Alex says nothing, and Lynnie feels the hot flush of embarrassement that comes with winning an argument.
But now she wonders if she was right. She is beginning to feel that she can see through men’s clothing, through their skin, into their desires. What they want is to consume her. She can no longer make eye contact with strangers, she’s taken to wearing sunglasses or pulling her jacket’s hood low over her face when out in public.
She whispers to the tadpole. “I won’t let them get you,” she says. But really she knows she is talking to herself.
Lynnie’s roommate, Alice, who Lynnie suspects of not being totally okay with her line of work, says she can probably get Lynnie hired at her job. Six mornings a week Alice gets picked up in a van and driven an hour outside the city, to an organic farm. There she spends six hours in a zucchini patch with a paintbrush, hand-pollinating the flowers. Due to the bee shortage, she explains, small farms have suffered terrible fruit and vegetable drop, since most of them refuse or can’t afford the patented self-pollinating seeds the mega-farms rely on. Their only option is to hire people like Alice to hand-pollinate their crops. “I work with recent immigrants mostly,” she says, “guys from El Salvador and Sudan and Lebanon. It’s less than minimum wage but I feel like I’m helping out. Anyway it’s a pretty easy job,” she tells Lynnie. “Not too physically demanding and you’re outside all day.”
“I’ll think about it,” says Lynnie.
Raelle’s thumbs work their way down Lynnie’s forearm, moving the buried muscle in circles. Her hands are incredibly strong; it feels like she has ball-peen hammers in place of fingers. Lately Lynnie has been cramping up very easily. Alice tells her to eat more bananas and Alex offers a family-sized tub of IcyHot. It must be the fetus draining her energy like this. Though it could be that her job is beginning to enter her bones.
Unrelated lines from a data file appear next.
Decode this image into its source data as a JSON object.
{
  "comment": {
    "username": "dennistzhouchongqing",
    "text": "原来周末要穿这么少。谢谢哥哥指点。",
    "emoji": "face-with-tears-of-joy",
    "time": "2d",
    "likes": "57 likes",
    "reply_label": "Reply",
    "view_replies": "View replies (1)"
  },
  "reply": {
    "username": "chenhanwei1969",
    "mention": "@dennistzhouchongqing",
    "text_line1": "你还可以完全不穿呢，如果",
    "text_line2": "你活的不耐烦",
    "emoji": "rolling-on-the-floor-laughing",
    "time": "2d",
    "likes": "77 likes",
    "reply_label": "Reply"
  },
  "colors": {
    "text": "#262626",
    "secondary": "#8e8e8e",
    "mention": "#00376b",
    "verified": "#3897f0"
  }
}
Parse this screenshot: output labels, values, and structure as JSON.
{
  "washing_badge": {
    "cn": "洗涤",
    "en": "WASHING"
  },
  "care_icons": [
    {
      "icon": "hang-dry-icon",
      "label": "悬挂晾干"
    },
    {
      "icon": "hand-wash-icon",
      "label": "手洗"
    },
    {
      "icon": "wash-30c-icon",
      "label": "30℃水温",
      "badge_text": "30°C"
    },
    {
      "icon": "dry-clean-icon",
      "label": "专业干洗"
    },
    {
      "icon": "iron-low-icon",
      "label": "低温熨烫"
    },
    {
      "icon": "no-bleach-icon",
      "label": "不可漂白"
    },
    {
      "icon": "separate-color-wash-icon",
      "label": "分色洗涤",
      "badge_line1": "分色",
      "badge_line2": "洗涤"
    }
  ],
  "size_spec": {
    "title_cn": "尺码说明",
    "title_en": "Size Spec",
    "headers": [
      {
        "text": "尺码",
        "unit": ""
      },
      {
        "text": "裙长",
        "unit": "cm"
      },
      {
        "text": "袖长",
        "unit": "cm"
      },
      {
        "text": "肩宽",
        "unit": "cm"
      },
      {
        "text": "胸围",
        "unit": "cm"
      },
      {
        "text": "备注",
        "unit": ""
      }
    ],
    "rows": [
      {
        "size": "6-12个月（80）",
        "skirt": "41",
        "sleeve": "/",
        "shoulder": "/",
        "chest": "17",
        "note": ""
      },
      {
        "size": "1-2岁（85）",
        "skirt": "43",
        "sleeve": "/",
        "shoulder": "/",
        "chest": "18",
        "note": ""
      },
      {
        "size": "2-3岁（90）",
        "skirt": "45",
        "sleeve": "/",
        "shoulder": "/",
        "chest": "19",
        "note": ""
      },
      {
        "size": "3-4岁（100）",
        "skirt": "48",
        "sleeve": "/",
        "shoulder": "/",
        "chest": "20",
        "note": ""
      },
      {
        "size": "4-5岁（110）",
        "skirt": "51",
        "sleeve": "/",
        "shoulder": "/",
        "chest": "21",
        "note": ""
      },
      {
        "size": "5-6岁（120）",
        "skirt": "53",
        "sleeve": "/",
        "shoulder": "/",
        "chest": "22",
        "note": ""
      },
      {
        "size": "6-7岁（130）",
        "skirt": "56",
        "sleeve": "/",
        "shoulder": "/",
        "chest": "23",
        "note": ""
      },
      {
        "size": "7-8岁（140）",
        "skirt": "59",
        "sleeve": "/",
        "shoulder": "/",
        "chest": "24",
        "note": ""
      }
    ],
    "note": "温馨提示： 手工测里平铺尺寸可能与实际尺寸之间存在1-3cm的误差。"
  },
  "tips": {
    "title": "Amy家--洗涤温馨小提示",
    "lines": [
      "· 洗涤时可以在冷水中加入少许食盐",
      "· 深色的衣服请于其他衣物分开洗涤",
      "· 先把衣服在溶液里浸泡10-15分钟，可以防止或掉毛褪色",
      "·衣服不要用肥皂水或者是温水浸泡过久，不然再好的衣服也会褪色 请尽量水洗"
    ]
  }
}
When she senses that look of masculine hunger she feels she could be swallowed in a single slurp, like a Jell-o shot.
“I’m walking home from work last night,” Raelle says, rubbing, “and I pass by this apartment. It’s about four-thirty or five, I guess. And the lights are always on in this place, and it’s in the basement, so I can kind of see right down into it, you know, without really trying.”
“Uh huh.”
“And the guy who lives there, every time I look in, he’s either jerking off, doing lines of coke, or playing a video game.”
“Ha.”
“Okay, but so last night, I happen to glance in as I go by, and guess what he’s doing?”
Lynnie has no idea.
“He’s eating a pie, from the middle.”
“From the middle?”
“Yeah.”
“With a fork?”
“A spoon.”
“Somehow that’s the most unwholesome part,” Lynnie says.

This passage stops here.